New York Negro Ballet Company
Alvin Ailey American Dance Theater

As a young child growing up in New York City, Thelma Hill’s first dance training was in tap dance. She later studied ballet at the Metropolitan Opera School of Ballet.

In the 1950s, Hill performed with many companies including those of Talley Beatty, Jean-Léon Destiné, and Geoffrey Holder. In 1954, she and Ward Flemyng founded the New York Negro Ballet Company. Hill served as dancer and later co-director for the company, which toured in Europe and the United States. In 1958, Hill and a group of top New York dancers, which included Alvin Ailey, formed a fledgling dance troupe that would eventually become the Alvin Ailey American Dance Theater in 1960.

Hill collaborated again with Ailey and other dancers, including Charles Moore and James Truitte, to found a dance training program at a New York City YWCA. In 1962, the program became the Clark Center for the Performing Arts. Besides studio and performance space, the center provided classes in a variety of techniques and choreographic approaches.

After an injury forced her off the stage in the 1960s, Hill’s teaching career began to flourish. She was a proponent of the influential technique of Lester Horton. She taught at numerous institutions and was often known as “Mother Hill” by her students.

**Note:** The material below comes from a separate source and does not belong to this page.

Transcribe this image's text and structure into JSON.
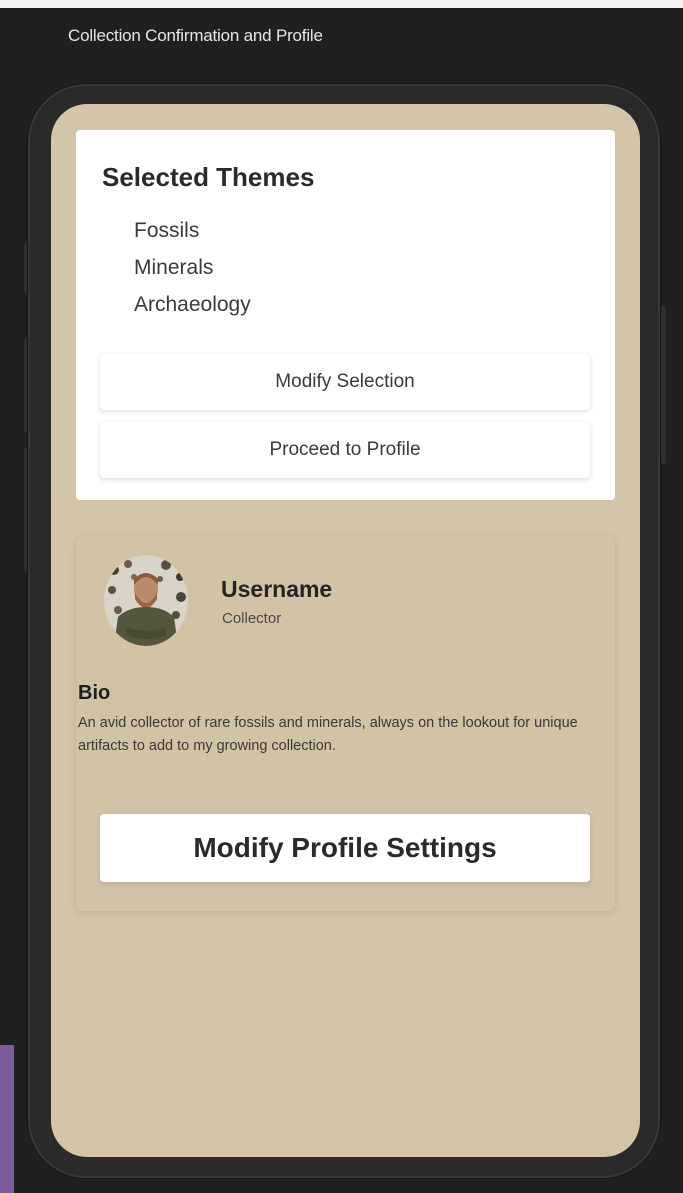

These schools included the Davis Center for Performing Arts in New York City at City College of New York, the University of Cincinnati, and the American Dance Festival at Connecticut College in New London. She was also an active member of the Delacorte Dance Festival and Regional Ballet Association.

Hill died of smoke inhalation in 1977 during a fire in her New York City apartment. She was memorialized by the Thelma Hill Performing Arts Center (formerly the Arts Center) in New York City, which was renamed in her honor in 1977.